Ensure great customer experience and satisfaction
The QA team isn’t just responsible for bug reports and ensuring quality standards. One of its core functions is also to enhance customer satisfaction and user experience with the product. That’s why QA testers usually run acceptance checks with your app’s end-users to gather feedback from the most interested parties and see what needs improving and what’s working well. This helps your team see if the product is ready for launch and offer it to your target audience.
The Core QA Team Structure
Now that you know more about the major responsibilities and functions of a quality assurance team, time to take a closer look at its main members. Sure, the team size can vary depending on your project and budget, but it’s best to have the following team members for proper QA test runs:
QA lead
QA leads can gather and manage the whole team from scratch or collaborate with the existing talent. If necessary, they can recruit and interview new QA engineers necessary for proper project completion. They also coordinate the whole team.

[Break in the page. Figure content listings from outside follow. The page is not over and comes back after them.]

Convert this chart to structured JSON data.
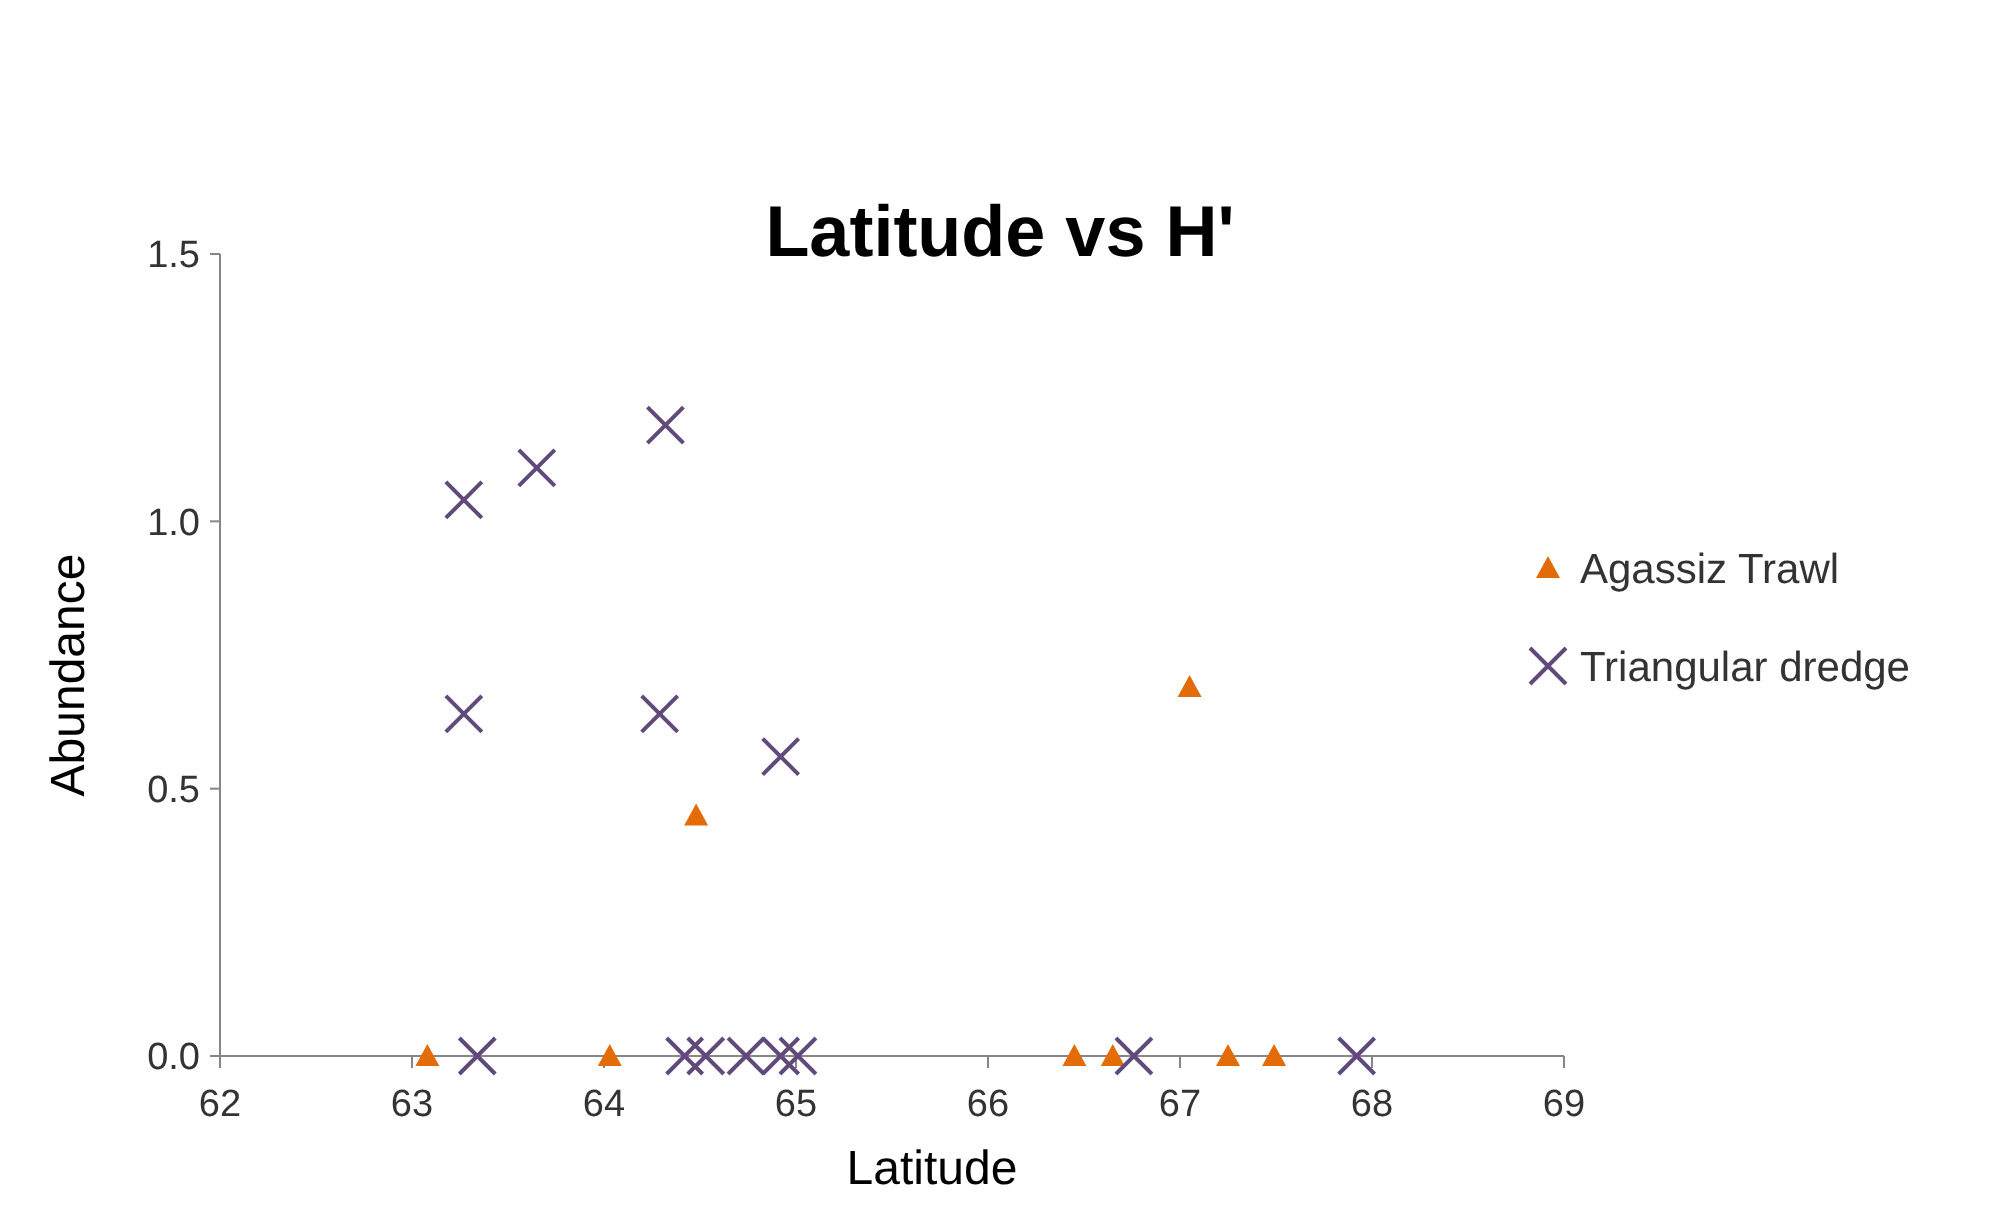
{
  "chart_data": {
    "type": "scatter",
    "title": "Latitude vs H'",
    "xlabel": "Latitude",
    "ylabel": "Abundance",
    "xlim": [
      62,
      69
    ],
    "xticks": [
      62,
      63,
      64,
      65,
      66,
      67,
      68,
      69
    ],
    "ylim": [
      0,
      1.5
    ],
    "yticks": [
      {
        "value": 0,
        "label": "0.0"
      },
      {
        "value": 0.5,
        "label": "0.5"
      },
      {
        "value": 1,
        "label": "1.0"
      },
      {
        "value": 1.5,
        "label": "1.5"
      }
    ],
    "grid": false,
    "legend": "right",
    "series": [
      {
        "name": "Agassiz Trawl",
        "color": "#e36c09",
        "marker": "triangle",
        "x": [
          63.08,
          64.03,
          64.48,
          66.45,
          66.65,
          67.05,
          67.25,
          67.49
        ],
        "values": [
          0,
          0,
          0.45,
          0,
          0,
          0.69,
          0,
          0
        ]
      },
      {
        "name": "Triangular dredge",
        "color": "#604a7b",
        "marker": "cross",
        "x": [
          63.27,
          63.65,
          64.32,
          63.27,
          64.29,
          64.92,
          63.34,
          64.42,
          64.53,
          64.74,
          64.92,
          65.01,
          66.76,
          67.92
        ],
        "values": [
          1.04,
          1.1,
          1.18,
          0.64,
          0.64,
          0.56,
          0,
          0,
          0,
          0,
          0,
          0,
          0,
          0
        ]
      }
    ]
  }
}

They’re also responsible for developing and finalizing a testing strategy, maintaining the whole QA process, and picking the best tools for performing these checks. If a QA lead joins an existing team, they’re eligible for optimizing their work and improving efficiency. These professionals take care of the final reporting and checks before approving the product for you. Finally, a QA team lead works closely with the dev team to enhance product development.
QA leads, as the critical team members, have to always be involved as full-time employees as they’re responsible for multiple tasks and must regularly monitor other processes and colleagues’ performance.
QA Engineer Manual
Manual QA engineers analyze test requirements for each project and create test cases. They also run these tests themselves and check your product’s functionalities, and detect bugs. If there are any, manual QA engineers report them and work together with the development team to fix and prevent (or minimize) them in the future.

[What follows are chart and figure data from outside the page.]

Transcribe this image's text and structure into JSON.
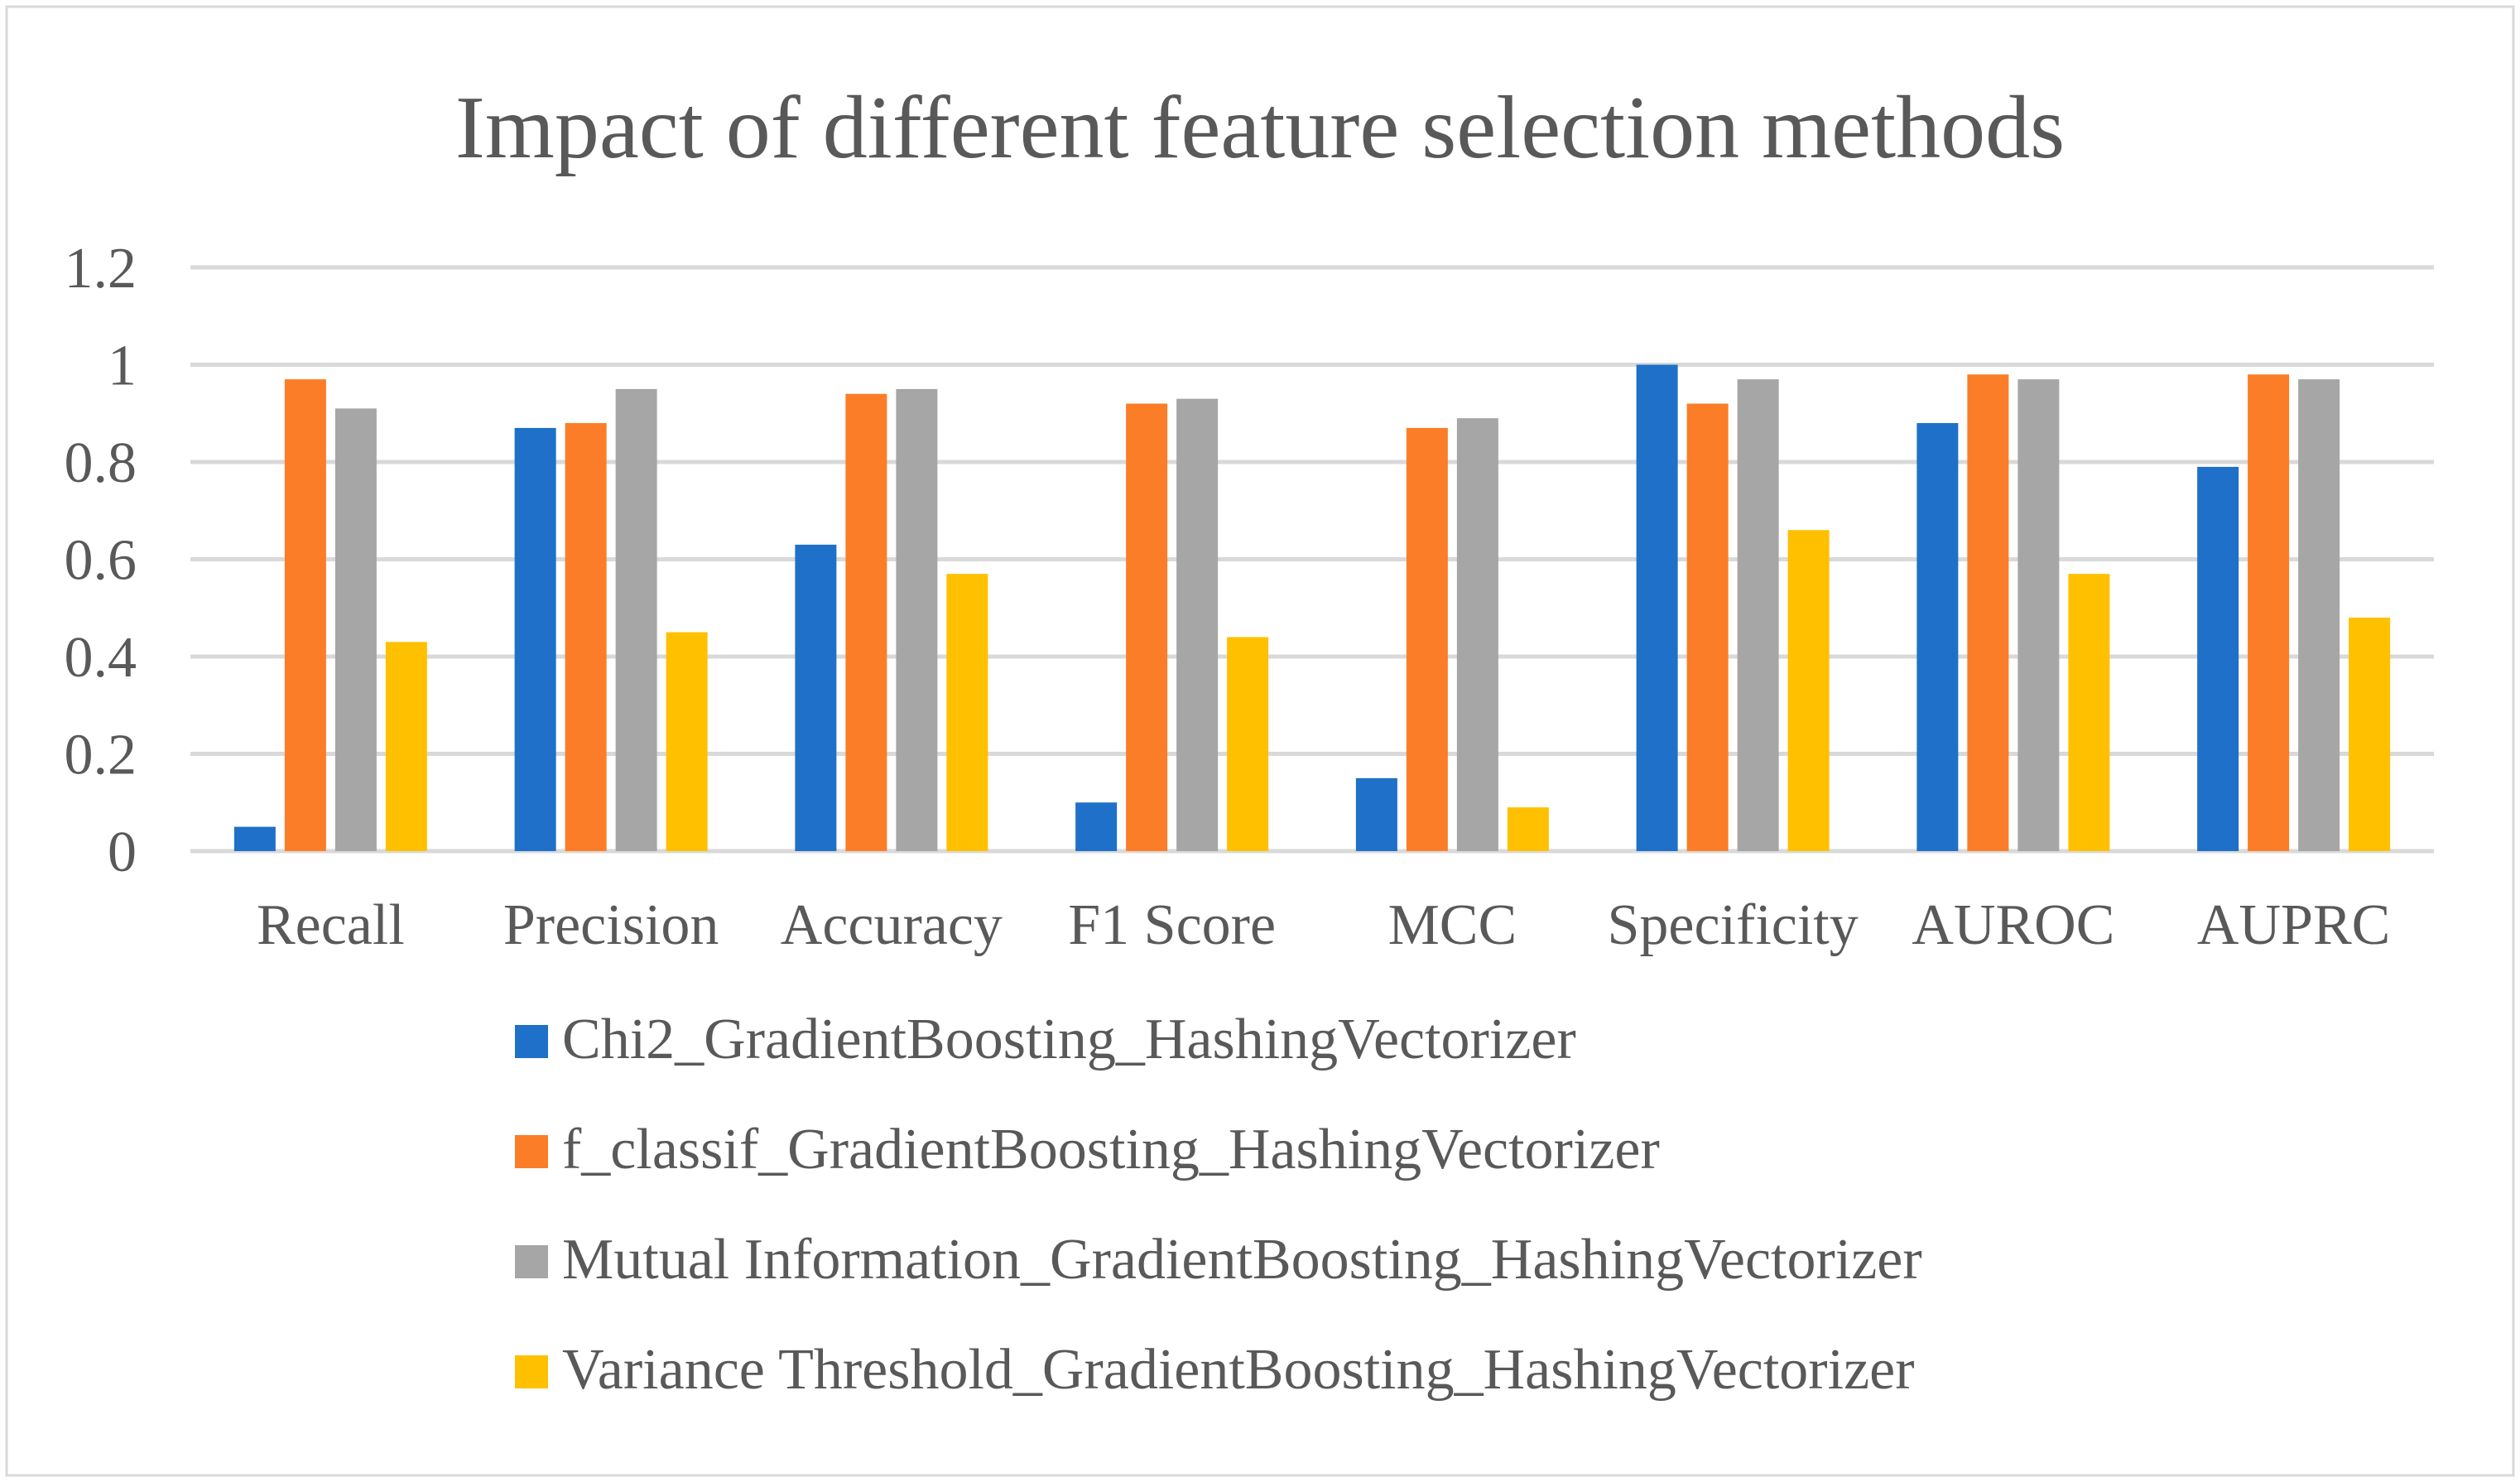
{
  "chart_data": {
    "type": "bar",
    "title": "Impact of different feature selection methods",
    "xlabel": "",
    "ylabel": "",
    "ylim": [
      0,
      1.2
    ],
    "yticks": [
      "0",
      "0.2",
      "0.4",
      "0.6",
      "0.8",
      "1",
      "1.2"
    ],
    "ytick_values": [
      0,
      0.2,
      0.4,
      0.6,
      0.8,
      1.0,
      1.2
    ],
    "grid": true,
    "legend_position": "bottom",
    "categories": [
      "Recall",
      "Precision",
      "Accuracy",
      "F1 Score",
      "MCC",
      "Specificity",
      "AUROC",
      "AUPRC"
    ],
    "series": [
      {
        "name": "Chi2_GradientBoosting_HashingVectorizer",
        "color": "#1f70c8",
        "values": [
          0.05,
          0.87,
          0.63,
          0.1,
          0.15,
          1.0,
          0.88,
          0.79
        ]
      },
      {
        "name": "f_classif_GradientBoosting_HashingVectorizer",
        "color": "#fb7d27",
        "values": [
          0.97,
          0.88,
          0.94,
          0.92,
          0.87,
          0.92,
          0.98,
          0.98
        ]
      },
      {
        "name": "Mutual Information_GradientBoosting_HashingVectorizer",
        "color": "#a6a6a6",
        "values": [
          0.91,
          0.95,
          0.95,
          0.93,
          0.89,
          0.97,
          0.97,
          0.97
        ]
      },
      {
        "name": "Variance Threshold_GradientBoosting_HashingVectorizer",
        "color": "#ffc000",
        "values": [
          0.43,
          0.45,
          0.57,
          0.44,
          0.09,
          0.66,
          0.57,
          0.48
        ]
      }
    ]
  }
}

For small-scale structures like simple mobile apps or websites, manual QA engineers can be involved as part-time employees. However, depending on the workload, they can join your teams full-time too. For larger projects like cryptocurrency platforms or eCommerce websites, manual engineers need to work full-time. Manual engineers should, in most cases, always be a part of your
QA team.
QA Engineer Automation
Automation testers support manual engineers and help automate routine tasks and operations to direct manual resources into more complex and relevant tasks — for example, those requiring a more creative approach or simply a human factor. Plus, depending on seniority, they develop test automation frameworks or contribute to existing ones.

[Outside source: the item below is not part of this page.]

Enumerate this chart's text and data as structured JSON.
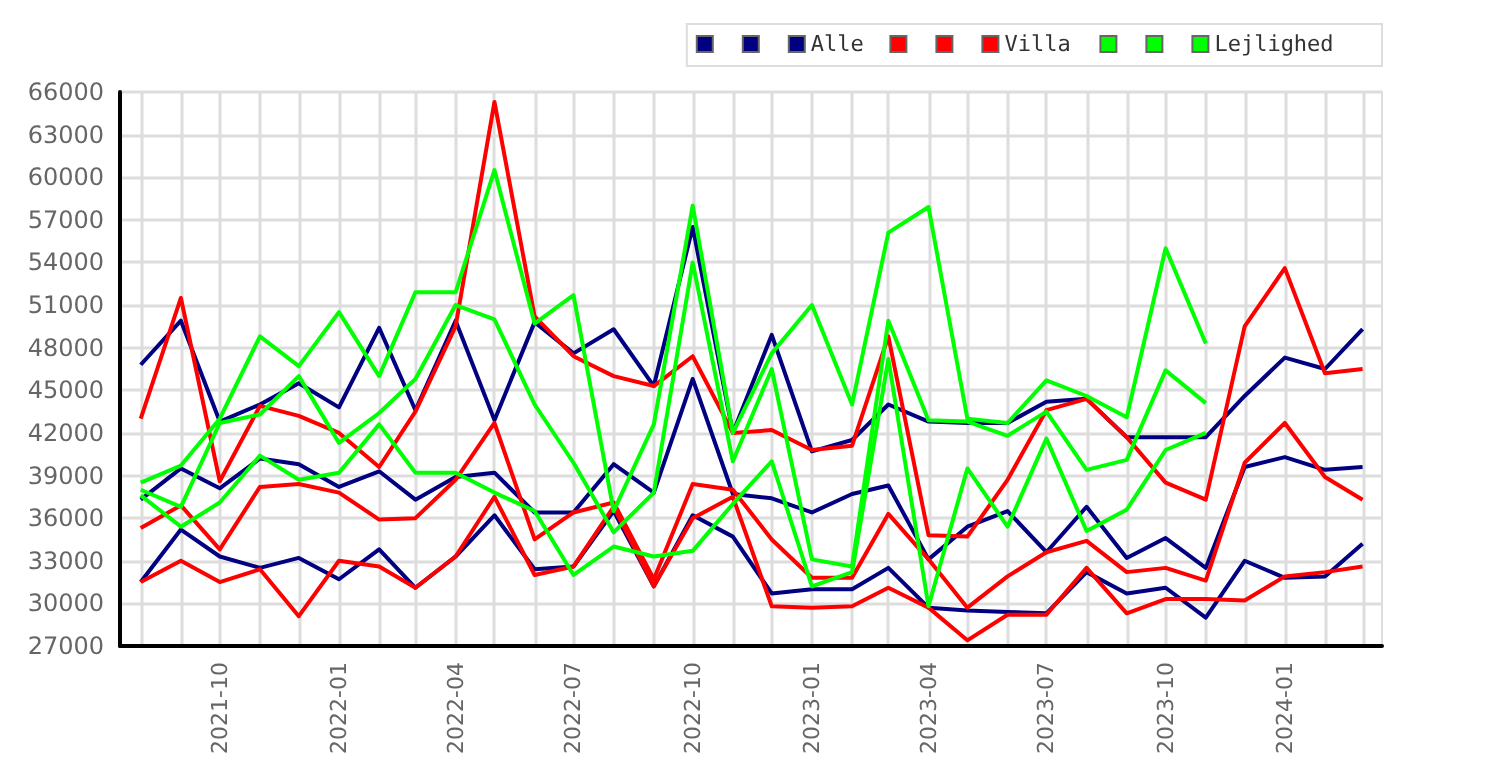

To ensure proper communication with the rest of your team and being on the same page with developers, automation engineers set up a reporting portal. It helps promptly inform the team about existing bugs and start fixing them. Apart from that, automation engineers run relevant checks and create testing pipelines. Finally, they analyze and report test results together with detected issues.
Automation engineers usually work with middle- or large-scale projects such as crypto wallets, blockchain networks, eCommerce or retail platforms, payment providers, etc. In both cases, they should be employed full-time to ensure timely and effective project completion.
QA Engineer Performance
These QA team members analyze and define the key product performance metrics together with the team of architects. Performance engineers also design and create performance tests and testing strategies to analyze how your product work at different load volumes. Together with this, they run performance test scripts and provide reports on any issues that occur throughout these tests.